A1C percentages can feel abstract. Converting them to estimated average glucose gives you a number you can compare to what you see on a home glucose meter. The relationship is straightforward: multiply your A1C by 28.7, then subtract 46.7.

  • A1C of 6%: Average blood sugar around 126 mg/dL
  • A1C of 7%: About 154 mg/dL
  • A1C of 8%: About 183 mg/dL
  • A1C of 9%: About 212 mg/dL
  • A1C of 10%: About 240 mg/dL

Each full percentage point of A1C represents roughly a 29 mg/dL change in average blood sugar. So if your A1C drops from 8% to 7%, your average daily blood sugar has come down by about 29 mg/dL, which is a meaningful shift in how much sugar your blood vessels and organs are exposed to over time.

How Often to Test

Because the test reflects the lifespan of your red blood cells, retesting before three months have passed won’t give you an accurate picture of any changes you’ve made. If you’ve recently adjusted your diet, started a new medication, or changed your exercise habits, the full effect won’t show up until all the older red blood cells have been replaced, which takes about 90 days.

If your A1C is stable and you’re consistently meeting your target, testing every six months is generally enough. If your treatment has recently changed or your numbers aren’t where they need to be, testing every three months helps track progress without wasting a blood draw on results that haven’t had time to shift.

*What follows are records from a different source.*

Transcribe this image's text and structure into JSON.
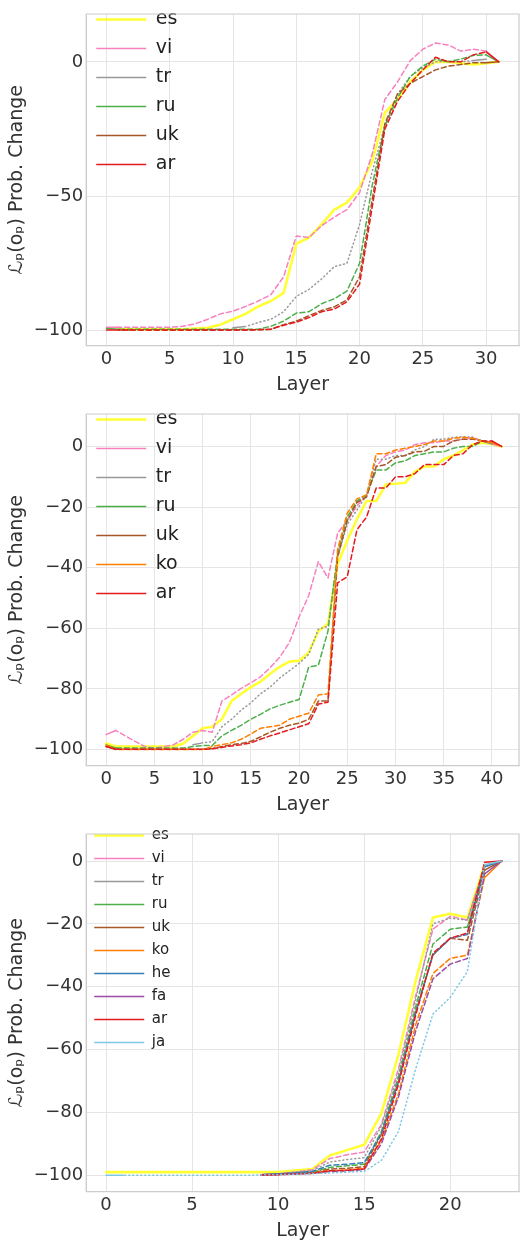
{
  "chart_data": [
    {
      "type": "line",
      "xlabel": "Layer",
      "ylabel": "ℒₚ(oₚ) Prob. Change",
      "x": [
        0,
        1,
        2,
        3,
        4,
        5,
        6,
        7,
        8,
        9,
        10,
        11,
        12,
        13,
        14,
        15,
        16,
        17,
        18,
        19,
        20,
        21,
        22,
        23,
        24,
        25,
        26,
        27,
        28,
        29,
        30,
        31
      ],
      "xlim": [
        -1.6,
        32.6
      ],
      "ylim": [
        -105.6,
        17.8
      ],
      "xticks": [
        0,
        5,
        10,
        15,
        20,
        25,
        30
      ],
      "yticks": [
        -100,
        -50,
        0
      ],
      "grid": true,
      "legend": "top left",
      "series": [
        {
          "name": "es",
          "color": "#ffff33",
          "line_style": "solid",
          "values": [
            null,
            -99.5,
            -99.5,
            -99.5,
            -99.5,
            -99.5,
            -99.5,
            -99.3,
            -99,
            -97.8,
            -95.8,
            -93.8,
            -91,
            -89,
            -86,
            -67.7,
            -65.4,
            -60.5,
            -55,
            -52.4,
            -46.7,
            -37,
            -19,
            -14,
            -7.5,
            -3,
            0,
            0,
            -0.5,
            -1,
            -0.5,
            0
          ]
        },
        {
          "name": "vi",
          "color": "#f781bf",
          "line_style": "dashed",
          "values": [
            -98.8,
            -98.8,
            -98.8,
            -98.8,
            -98.8,
            -98.8,
            -98.4,
            -97.5,
            -95.8,
            -93.8,
            -92.8,
            -91,
            -89,
            -86.6,
            -80,
            -64.8,
            -65.4,
            -61,
            -57.8,
            -55,
            -48.7,
            -34.3,
            -14,
            -7.5,
            0.4,
            4.7,
            7,
            6.3,
            4,
            4.7,
            4,
            0
          ]
        },
        {
          "name": "tr",
          "color": "#999999",
          "line_style": "dotted",
          "values": [
            null,
            null,
            null,
            null,
            null,
            null,
            null,
            null,
            null,
            null,
            -99,
            -98.5,
            -97,
            -95.8,
            -93,
            -87.3,
            -84.7,
            -80.8,
            -76.2,
            -75,
            -60.5,
            -40.8,
            -23.8,
            -12,
            -5.5,
            -2.2,
            0,
            0.2,
            0,
            0.5,
            1,
            null
          ]
        },
        {
          "name": "ru",
          "color": "#4daf4a",
          "line_style": "dashed",
          "values": [
            -99.2,
            -99.5,
            -99.5,
            -99.5,
            -99.5,
            -99.5,
            -99.5,
            -99.5,
            -99.5,
            -99.5,
            -99.5,
            -99.5,
            -99.5,
            -98.4,
            -96.5,
            -93.5,
            -93,
            -90,
            -88.2,
            -85.3,
            -75,
            -46,
            -23.8,
            -13.4,
            -5.5,
            -1.6,
            1,
            0,
            1,
            2.4,
            2.6,
            0
          ]
        },
        {
          "name": "uk",
          "color": "#a65628",
          "line_style": "dashed",
          "values": [
            null,
            -99.8,
            -99.8,
            -99.8,
            -99.8,
            -99.8,
            -99.8,
            -99.8,
            -99.8,
            -99.8,
            -99.8,
            -99.8,
            -99.7,
            -99.5,
            -97.8,
            -96.5,
            -94.5,
            -92.5,
            -91.2,
            -88.6,
            -80,
            -51.3,
            -23,
            -12,
            -8,
            -5.5,
            -3,
            -1.6,
            -1,
            -0.3,
            -0.3,
            0
          ]
        },
        {
          "name": "ar",
          "color": "#e41a1c",
          "line_style": "dashed",
          "values": [
            -99.8,
            -99.8,
            -99.8,
            -99.8,
            -99.8,
            -99.8,
            -99.8,
            -99.8,
            -99.8,
            -99.8,
            -99.8,
            -99.8,
            -99.7,
            -99.5,
            -98,
            -96.9,
            -95.2,
            -93,
            -92,
            -89.3,
            -82.7,
            -54,
            -25,
            -14.7,
            -8,
            -3,
            1.7,
            0,
            0,
            2.6,
            3.7,
            0
          ]
        }
      ]
    },
    {
      "type": "line",
      "xlabel": "Layer",
      "ylabel": "ℒₚ(oₚ) Prob. Change",
      "x": [
        0,
        1,
        2,
        3,
        4,
        5,
        6,
        7,
        8,
        9,
        10,
        11,
        12,
        13,
        14,
        15,
        16,
        17,
        18,
        19,
        20,
        21,
        22,
        23,
        24,
        25,
        26,
        27,
        28,
        29,
        30,
        31,
        32,
        33,
        34,
        35,
        36,
        37,
        38,
        39,
        40,
        41
      ],
      "xlim": [
        -2.06,
        42.8
      ],
      "ylim": [
        -105.3,
        10.7
      ],
      "xticks": [
        0,
        5,
        10,
        15,
        20,
        25,
        30,
        35,
        40
      ],
      "yticks": [
        -100,
        -80,
        -60,
        -40,
        -20,
        0
      ],
      "grid": true,
      "legend": "top left",
      "series": [
        {
          "name": "es",
          "color": "#ffff33",
          "line_style": "solid",
          "values": [
            -98,
            -99,
            -99,
            -99,
            -99,
            -99,
            -99,
            -99,
            -98,
            -95.5,
            -93,
            -92.5,
            -90,
            -84,
            -81.6,
            -79.4,
            -77.6,
            -75,
            -72.7,
            -71,
            -70.7,
            -68,
            -61,
            -58.5,
            -38.8,
            -31,
            -24,
            -18,
            -18,
            -12.5,
            -12.3,
            -12,
            -8.4,
            -6.6,
            -6.6,
            -4.2,
            -3,
            -1.2,
            0.6,
            1.2,
            0.8,
            0
          ]
        },
        {
          "name": "vi",
          "color": "#f781bf",
          "line_style": "dashed",
          "values": [
            -95.1,
            -93.7,
            -95.5,
            -97.3,
            -99,
            -99.6,
            -99,
            -98.4,
            -96.6,
            -94.3,
            -93.7,
            -94.3,
            -84,
            -82,
            -79.8,
            -78,
            -76,
            -73,
            -69.5,
            -64.7,
            -56.3,
            -49.2,
            -38,
            -43.4,
            -28.6,
            -24.5,
            -19.6,
            -16,
            -6.6,
            -3,
            -1.8,
            -1.2,
            0.6,
            1.2,
            1.2,
            1.8,
            1.8,
            2.4,
            3,
            1.8,
            0.8,
            0
          ]
        },
        {
          "name": "tr",
          "color": "#999999",
          "line_style": "dotted",
          "values": [
            null,
            null,
            null,
            null,
            null,
            null,
            null,
            null,
            null,
            -98.4,
            -97.8,
            -97.4,
            -92.5,
            -90,
            -87,
            -84.6,
            -81.6,
            -79.4,
            -76.4,
            -74,
            -71.6,
            -68.6,
            -60.3,
            -59.3,
            -36.4,
            -25.7,
            -21,
            -16,
            -4.2,
            -4.2,
            -3,
            -3,
            -1.2,
            0,
            2.4,
            2.4,
            3,
            3.2,
            3,
            1.8,
            0.8,
            null
          ]
        },
        {
          "name": "ru",
          "color": "#4daf4a",
          "line_style": "dashed",
          "values": [
            -98.5,
            -99.5,
            -99.5,
            -99.5,
            -99.5,
            -99.5,
            -99.5,
            -99.5,
            -99.5,
            -99,
            -98.7,
            -98.7,
            -95.5,
            -93.7,
            -92,
            -90,
            -88.4,
            -86.6,
            -85.4,
            -84.4,
            -83.5,
            -72.8,
            -72.2,
            -60.9,
            -35.2,
            -23.3,
            -18,
            -16,
            -7.8,
            -7.8,
            -5.4,
            -4.8,
            -3,
            -2.4,
            -1.8,
            -1.8,
            -0.6,
            0,
            0,
            1.8,
            1.2,
            null
          ]
        },
        {
          "name": "uk",
          "color": "#a65628",
          "line_style": "dashed",
          "values": [
            -99,
            -99.9,
            -99.9,
            -99.9,
            -99.9,
            -99.9,
            -99.9,
            -99.9,
            -99.9,
            -99.9,
            -99.9,
            -99.7,
            -99,
            -98.4,
            -98,
            -97.3,
            -95.8,
            -94.3,
            -93,
            -92,
            -91.3,
            -90,
            -84,
            -84,
            -36.4,
            -24.5,
            -18.5,
            -16.7,
            -6.6,
            -6,
            -3.6,
            -3,
            -1.8,
            -1.6,
            0,
            0,
            1.8,
            2.4,
            2.4,
            1.8,
            1.2,
            null
          ]
        },
        {
          "name": "ko",
          "color": "#ff7f00",
          "line_style": "dashed",
          "values": [
            -98.5,
            -100,
            -100,
            -100,
            -100,
            -100,
            -100,
            -100,
            -100,
            -100,
            -100,
            -99,
            -98.4,
            -97.8,
            -96.6,
            -94.9,
            -93,
            -92.5,
            -92,
            -90,
            -89,
            -88,
            -82,
            -81.6,
            -34,
            -22,
            -17.3,
            -16,
            -2.4,
            -2.4,
            -1.2,
            -0.6,
            0,
            0.6,
            1.8,
            1.8,
            2.7,
            3,
            2.7,
            1.8,
            1.2,
            0
          ]
        },
        {
          "name": "ar",
          "color": "#e41a1c",
          "line_style": "dashed",
          "values": [
            -99,
            -99.9,
            -99.9,
            -99.9,
            -99.9,
            -99.9,
            -99.9,
            -99.9,
            -99.9,
            -99.9,
            -99.9,
            -99.8,
            -99.3,
            -98.8,
            -98.4,
            -97.8,
            -96.6,
            -95.5,
            -94.5,
            -93.5,
            -92.5,
            -91.5,
            -85,
            -84.4,
            -45,
            -43,
            -27.5,
            -23.3,
            -13.7,
            -13.7,
            -10,
            -10,
            -9,
            -6,
            -6,
            -6,
            -3,
            -2.4,
            0.6,
            1.8,
            1.8,
            0
          ]
        }
      ]
    },
    {
      "type": "line",
      "xlabel": "Layer",
      "ylabel": "ℒₚ(oₚ) Prob. Change",
      "x": [
        0,
        1,
        2,
        3,
        4,
        5,
        6,
        7,
        8,
        9,
        10,
        11,
        12,
        13,
        14,
        15,
        16,
        17,
        18,
        19,
        20,
        21,
        22,
        23
      ],
      "xlim": [
        -1.15,
        24
      ],
      "ylim": [
        -105.2,
        8.6
      ],
      "xticks": [
        0,
        5,
        10,
        15,
        20
      ],
      "yticks": [
        -100,
        -80,
        -60,
        -40,
        -20,
        0
      ],
      "grid": true,
      "legend": "top left",
      "series": [
        {
          "name": "es",
          "color": "#ffff33",
          "line_style": "solid",
          "values": [
            -99,
            -99,
            -99,
            -99,
            -99,
            -99,
            -99,
            -99,
            -99,
            -99,
            -99,
            -98.5,
            -98,
            -93.7,
            -92,
            -90.3,
            -80.3,
            -61.5,
            -38,
            -18,
            -16.8,
            -18,
            -1.2,
            null
          ]
        },
        {
          "name": "vi",
          "color": "#f781bf",
          "line_style": "dashed",
          "values": [
            null,
            null,
            null,
            null,
            null,
            null,
            null,
            null,
            null,
            -99.8,
            -99.5,
            -99,
            -98.2,
            -94.7,
            -93.5,
            -92.6,
            -83.8,
            -66,
            -42.8,
            -21.7,
            -17.6,
            -18.8,
            -1.8,
            null
          ]
        },
        {
          "name": "tr",
          "color": "#999999",
          "line_style": "dotted",
          "values": [
            null,
            null,
            null,
            null,
            null,
            null,
            null,
            null,
            null,
            -99.8,
            -99.5,
            -99,
            -98.5,
            -95.8,
            -95,
            -94.4,
            -84.4,
            -67.4,
            -44,
            -20,
            -18.2,
            -18.8,
            -1.8,
            0
          ]
        },
        {
          "name": "ru",
          "color": "#4daf4a",
          "line_style": "dashed",
          "values": [
            null,
            null,
            null,
            null,
            null,
            null,
            null,
            null,
            null,
            null,
            null,
            -99.3,
            -99,
            -97.5,
            -97,
            -96.5,
            -86.1,
            -68.6,
            -46.3,
            -26.4,
            -21.7,
            -21,
            -2.9,
            null
          ]
        },
        {
          "name": "uk",
          "color": "#a65628",
          "line_style": "dashed",
          "values": [
            null,
            null,
            null,
            null,
            null,
            null,
            null,
            null,
            null,
            -99.8,
            -99.6,
            -99.4,
            -99.2,
            -98,
            -97.8,
            -97.3,
            -87,
            -70,
            -48,
            -29.9,
            -24.6,
            -25.2,
            -2.9,
            0
          ]
        },
        {
          "name": "ko",
          "color": "#ff7f00",
          "line_style": "dashed",
          "values": [
            null,
            null,
            null,
            null,
            null,
            null,
            null,
            null,
            null,
            null,
            null,
            null,
            -99.3,
            -98.6,
            -98.3,
            -97.8,
            -89,
            -74,
            -52,
            -35.8,
            -31,
            -29.9,
            -5.3,
            0
          ]
        },
        {
          "name": "he",
          "color": "#377eb8",
          "line_style": "dashed",
          "values": [
            null,
            null,
            null,
            null,
            null,
            null,
            null,
            null,
            null,
            -99.8,
            -99.6,
            -99.2,
            -98.8,
            -96.8,
            -96.5,
            -96,
            -86.8,
            -70,
            -48,
            -29.9,
            -24.6,
            -23.4,
            -1.8,
            0
          ]
        },
        {
          "name": "fa",
          "color": "#984ea3",
          "line_style": "dashed",
          "values": [
            null,
            null,
            null,
            null,
            null,
            null,
            null,
            null,
            null,
            -99.9,
            -99.8,
            -99.6,
            -99.4,
            -98.8,
            -98.6,
            -98.2,
            -90,
            -75,
            -54,
            -37.5,
            -32.8,
            -31,
            -4.1,
            0
          ]
        },
        {
          "name": "ar",
          "color": "#e41a1c",
          "line_style": "dashed",
          "values": [
            null,
            null,
            null,
            null,
            null,
            null,
            null,
            null,
            null,
            -99.9,
            -99.8,
            -99.6,
            -99.4,
            -98.6,
            -98.4,
            -98,
            -88.5,
            -71,
            -49,
            -29.3,
            -24.6,
            -22.9,
            -0.4,
            0
          ]
        },
        {
          "name": "ja",
          "color": "#7ec8e3",
          "line_style": "dotted",
          "values": [
            -100,
            -100,
            -100,
            -100,
            -100,
            -100,
            -100,
            -100,
            -100,
            -99.9,
            -99.8,
            -99.7,
            -99.5,
            -99.3,
            -99,
            -98.8,
            -95.3,
            -86,
            -66,
            -48.7,
            -43.4,
            -35.2,
            -1.2,
            0
          ]
        }
      ]
    }
  ]
}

When A1C Results Can Be Misleading

Several common conditions can push your A1C reading higher or lower than your actual blood sugar control warrants. Knowing about these is important because acting on an inaccurate number could lead to unnecessary treatment changes.

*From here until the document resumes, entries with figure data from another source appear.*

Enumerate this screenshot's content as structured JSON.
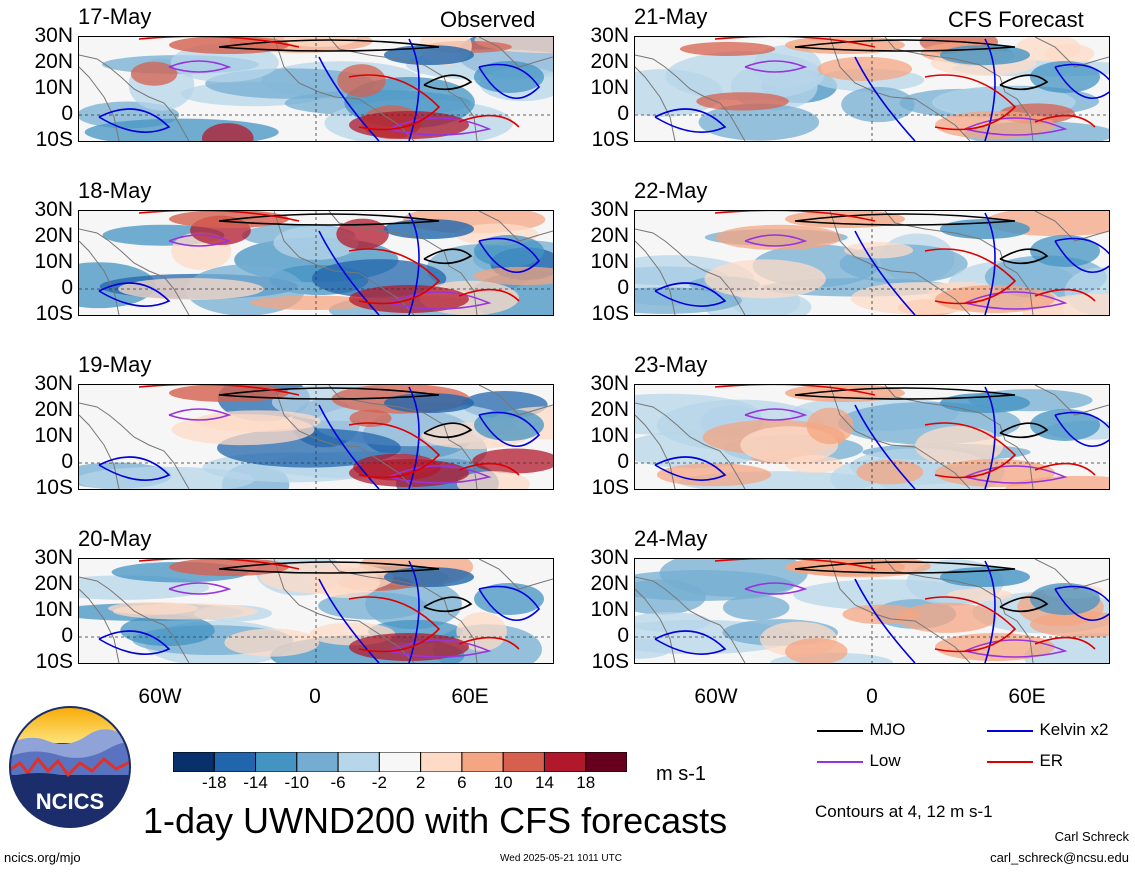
{
  "left": {
    "header": "Observed",
    "panels": [
      {
        "date": "17-May",
        "intensity": 0.9
      },
      {
        "date": "18-May",
        "intensity": 1.0
      },
      {
        "date": "19-May",
        "intensity": 0.95
      },
      {
        "date": "20-May",
        "intensity": 0.8
      }
    ]
  },
  "right": {
    "header": "CFS Forecast",
    "panels": [
      {
        "date": "21-May",
        "intensity": 0.55
      },
      {
        "date": "22-May",
        "intensity": 0.5
      },
      {
        "date": "23-May",
        "intensity": 0.5
      },
      {
        "date": "24-May",
        "intensity": 0.45
      }
    ]
  },
  "lat_labels": [
    "30N",
    "20N",
    "10N",
    "0",
    "10S"
  ],
  "lon_labels": [
    "60W",
    "0",
    "60E"
  ],
  "colorbar": {
    "colors": [
      "#08306b",
      "#2166ac",
      "#4393c3",
      "#74add1",
      "#b7d6ea",
      "#f7f7f7",
      "#fddbc7",
      "#f4a582",
      "#d6604d",
      "#b2182b",
      "#67001f"
    ],
    "labels": [
      "-18",
      "-14",
      "-10",
      "-6",
      "-2",
      "2",
      "6",
      "10",
      "14",
      "18"
    ],
    "units": "m s-1"
  },
  "legend": [
    {
      "label": "MJO",
      "color": "#000000"
    },
    {
      "label": "Kelvin x2",
      "color": "#0000dd"
    },
    {
      "label": "Low",
      "color": "#9933dd"
    },
    {
      "label": "ER",
      "color": "#dd0000"
    }
  ],
  "contours_note": "Contours at 4, 12 m s-1",
  "title": "1-day UWND200 with CFS forecasts",
  "logo_text": "NCICS",
  "footer": {
    "site": "ncics.org/mjo",
    "timestamp": "Wed 2025-05-21 1011 UTC",
    "author": "Carl Schreck",
    "email": "carl_schreck@ncsu.edu"
  }
}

Iron deficiency anemia tends to make A1C read falsely high. This is especially relevant during late pregnancy, when iron deficiency is common and can inflate the result even in someone without diabetes. Iron supplementation can bring the number back down to a more accurate level. On the other hand, any condition that shortens the life of your red blood cells, like hemolytic anemia or recovery from significant blood loss, will make A1C read falsely low because the sugar hasn’t had as long to accumulate on each cell.

Sickle cell trait, sickle cell disease, and other hemoglobin variants can interfere with the test in either direction depending on the lab method used. Chronic kidney failure, particularly in people on dialysis, also tends to make A1C unreliable as a marker. In these situations, your provider may rely on alternative tests or direct blood sugar monitoring instead. For frail older adults with conditions that interfere with A1C accuracy, keeping random blood sugar readings between 120 and 200 mg/dL throughout the day is a practical alternative target.

Lowering Your A1C

A1C responds to anything that brings your average blood sugar down over weeks and months. The most effective strategies vary depending on where you’re starting from.

If you’re in the prediabetes range (5.7% to 6.4%), lifestyle changes are the first line of action. Losing 5% to 7% of your body weight, getting at least 150 minutes of moderate activity per week, and reducing refined carbohydrates can bring A1C back to normal levels. These changes work because they improve how effectively your body uses insulin.

If you’re already managing diabetes with medication, A1C reflects how well your current regimen is working alongside your daily habits. Spikes after meals contribute heavily to A1C, so paying attention to carbohydrate portions at each meal, staying active after eating, and timing medication correctly all influence the number. Small, consistent changes tend to matter more than dramatic short-term efforts because A1C captures the full two-to-three-month average rather than your best or worst week.

A drop of even 1% in A1C is clinically significant. Going from 8% to 7% meaningfully reduces the long-term risk of complications affecting your eyes, kidneys, and nerves. The goal isn’t perfection on any given day. It’s a sustainable average that protects your health over years.